The solution to these problems – conservatively estimated to waste around 11 per cent of health spending a year – have been canvassed in countless reports and inquiries: redesigning healthcare payments and services to provide better quality and more efficient chronic care that delivers the best and most cost-effective health outcomes.
Ideally, the current provider-centred Medicare payment system – which funds inputs not outcomes by paying providers based on the volume of services delivered – needs to be supplemented with capitated payments for chronic disease.
Capitated funding allocates a set amount of money on a per-person basis to a healthcare provider. Because providers would be financially responsible for funding all the care of patients from the one funding “bucket”, capitation payments would spur the development of innovative (and lower cost) services to care for chronic patients outside hospital.
Unfortunately, the vested interests in health, led by the Australian Medical Association, are determined to ensure Medicare keeps funding the same services in the same old way.
Altering a system considered the jewel in Australia’s social policy crown is thus a huge political challenge, especially given how politically effective Labor’s “Mediscare” was at the 2016 election.
But this doesn’t mean simply giving up on making Medicare fit for contemporary purpose.
Consumer concern about skyrocketing private health insurance premiums has led Bill Shorten to commit to the Productivity Commission inquiry into the private health sector.
If Labor extended this inquiry to include Medicare, it would create a politically viable pathway to health reform, and create an opportunity to apply the lessons learned from recent reforms in sectors facing similar policy and political challenges.
Reforms in both aged care and disability services – which have replaced traditional provider-centred funding models with individualised, needs-based funding – have been driven by the dissatisfaction of consumers frustrated by systems failing to meet the needs of older and disabled Australians.
A comprehensive review of Medicare would be the right forum to mobilise the latent support of chronic disease sufferers and patient groups for overdue innovation in health.

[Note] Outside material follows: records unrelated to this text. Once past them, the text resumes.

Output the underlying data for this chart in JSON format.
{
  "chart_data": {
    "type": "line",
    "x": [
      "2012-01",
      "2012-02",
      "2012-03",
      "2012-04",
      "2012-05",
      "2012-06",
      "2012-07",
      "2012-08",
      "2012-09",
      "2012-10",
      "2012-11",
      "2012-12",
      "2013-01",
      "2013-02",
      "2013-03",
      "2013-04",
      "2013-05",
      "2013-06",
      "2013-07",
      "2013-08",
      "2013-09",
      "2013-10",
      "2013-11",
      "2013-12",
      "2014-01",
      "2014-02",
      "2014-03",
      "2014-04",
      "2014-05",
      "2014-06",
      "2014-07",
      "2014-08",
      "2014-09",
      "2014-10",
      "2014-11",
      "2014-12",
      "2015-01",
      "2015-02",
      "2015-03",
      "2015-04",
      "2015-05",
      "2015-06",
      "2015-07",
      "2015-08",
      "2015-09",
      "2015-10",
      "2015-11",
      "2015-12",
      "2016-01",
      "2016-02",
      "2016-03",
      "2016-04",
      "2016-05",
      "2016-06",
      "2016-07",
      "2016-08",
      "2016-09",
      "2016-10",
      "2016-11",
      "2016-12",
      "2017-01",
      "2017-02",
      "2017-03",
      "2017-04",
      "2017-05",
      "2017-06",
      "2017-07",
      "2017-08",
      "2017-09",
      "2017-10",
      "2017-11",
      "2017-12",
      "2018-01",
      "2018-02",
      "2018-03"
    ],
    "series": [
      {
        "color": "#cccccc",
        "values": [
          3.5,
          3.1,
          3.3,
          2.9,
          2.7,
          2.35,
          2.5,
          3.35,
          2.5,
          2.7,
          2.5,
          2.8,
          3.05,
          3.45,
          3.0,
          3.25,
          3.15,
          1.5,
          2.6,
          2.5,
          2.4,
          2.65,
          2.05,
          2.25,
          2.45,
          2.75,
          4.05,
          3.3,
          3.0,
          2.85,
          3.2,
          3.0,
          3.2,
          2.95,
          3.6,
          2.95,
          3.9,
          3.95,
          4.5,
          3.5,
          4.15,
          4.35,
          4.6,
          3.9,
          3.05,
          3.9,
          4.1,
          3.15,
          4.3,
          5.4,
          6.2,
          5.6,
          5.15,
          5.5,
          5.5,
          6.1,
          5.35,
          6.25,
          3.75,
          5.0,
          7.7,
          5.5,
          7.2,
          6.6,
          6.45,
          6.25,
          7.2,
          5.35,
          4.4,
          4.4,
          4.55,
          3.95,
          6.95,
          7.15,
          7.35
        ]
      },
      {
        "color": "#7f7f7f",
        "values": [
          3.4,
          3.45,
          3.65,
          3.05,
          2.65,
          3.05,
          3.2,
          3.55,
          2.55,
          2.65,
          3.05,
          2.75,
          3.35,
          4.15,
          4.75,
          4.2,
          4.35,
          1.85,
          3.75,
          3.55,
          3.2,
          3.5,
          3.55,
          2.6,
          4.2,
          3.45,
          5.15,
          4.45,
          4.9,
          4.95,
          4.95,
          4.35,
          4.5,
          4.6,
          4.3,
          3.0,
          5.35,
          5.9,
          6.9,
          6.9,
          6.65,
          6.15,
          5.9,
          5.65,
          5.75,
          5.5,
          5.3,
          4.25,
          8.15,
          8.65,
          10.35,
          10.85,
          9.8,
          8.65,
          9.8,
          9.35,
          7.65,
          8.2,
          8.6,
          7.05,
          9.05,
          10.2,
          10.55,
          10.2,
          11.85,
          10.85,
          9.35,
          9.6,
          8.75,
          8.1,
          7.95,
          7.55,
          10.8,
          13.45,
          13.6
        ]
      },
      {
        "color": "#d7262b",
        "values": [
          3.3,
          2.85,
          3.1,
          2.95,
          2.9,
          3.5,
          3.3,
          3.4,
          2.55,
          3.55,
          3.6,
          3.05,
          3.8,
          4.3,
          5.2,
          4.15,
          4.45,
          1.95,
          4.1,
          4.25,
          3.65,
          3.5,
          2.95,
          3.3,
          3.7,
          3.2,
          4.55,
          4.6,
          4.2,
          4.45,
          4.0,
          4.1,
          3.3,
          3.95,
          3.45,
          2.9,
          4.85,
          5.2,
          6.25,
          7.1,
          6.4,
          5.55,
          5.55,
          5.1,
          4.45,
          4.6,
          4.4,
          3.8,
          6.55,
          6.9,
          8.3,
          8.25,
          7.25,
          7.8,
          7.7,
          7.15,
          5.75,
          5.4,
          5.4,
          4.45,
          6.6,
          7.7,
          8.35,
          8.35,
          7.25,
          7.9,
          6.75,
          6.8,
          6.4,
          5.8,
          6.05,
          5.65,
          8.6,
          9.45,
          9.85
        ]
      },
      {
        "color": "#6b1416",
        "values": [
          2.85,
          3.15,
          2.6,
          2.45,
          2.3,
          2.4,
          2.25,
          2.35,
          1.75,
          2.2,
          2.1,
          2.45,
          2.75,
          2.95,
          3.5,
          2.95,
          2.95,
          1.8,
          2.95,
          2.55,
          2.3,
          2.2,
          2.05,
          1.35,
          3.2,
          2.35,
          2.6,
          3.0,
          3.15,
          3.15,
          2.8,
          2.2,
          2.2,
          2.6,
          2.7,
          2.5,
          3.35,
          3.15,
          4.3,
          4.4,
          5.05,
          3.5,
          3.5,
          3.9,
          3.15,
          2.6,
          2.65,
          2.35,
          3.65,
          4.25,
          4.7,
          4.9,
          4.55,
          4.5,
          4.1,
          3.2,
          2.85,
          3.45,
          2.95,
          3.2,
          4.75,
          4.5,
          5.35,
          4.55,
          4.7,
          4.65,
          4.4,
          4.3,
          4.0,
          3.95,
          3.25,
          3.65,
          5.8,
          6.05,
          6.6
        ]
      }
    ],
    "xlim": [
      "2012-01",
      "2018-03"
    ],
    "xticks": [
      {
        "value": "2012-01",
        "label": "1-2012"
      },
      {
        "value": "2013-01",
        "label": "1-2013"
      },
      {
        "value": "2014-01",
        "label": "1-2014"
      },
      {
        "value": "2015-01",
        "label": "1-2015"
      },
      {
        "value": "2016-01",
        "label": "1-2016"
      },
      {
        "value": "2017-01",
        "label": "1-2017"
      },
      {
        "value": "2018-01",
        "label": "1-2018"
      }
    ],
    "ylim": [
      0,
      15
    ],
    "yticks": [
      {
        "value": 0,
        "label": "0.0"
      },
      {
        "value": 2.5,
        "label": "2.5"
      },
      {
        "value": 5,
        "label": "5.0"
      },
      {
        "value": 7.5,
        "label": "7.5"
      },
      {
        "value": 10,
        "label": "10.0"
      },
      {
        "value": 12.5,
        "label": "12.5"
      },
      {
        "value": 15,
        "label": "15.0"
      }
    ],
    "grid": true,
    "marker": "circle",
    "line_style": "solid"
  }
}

The findings of a frank and independent inquiry into the future of Medicare would awaken policymakers and the public to the benefits of modernising an outdated system so this “jewel” can meet the complex chronic healthcare needs of Australians in a patient-centred and outcomes-focused way.
Dr Jeremy Sammut is director of the Health Innovations Program at The Centre for Independent Studies and contributing editor of the book, The Future of Medicare? Health Innovation in 21st Century Australia (Connor Court), released this week.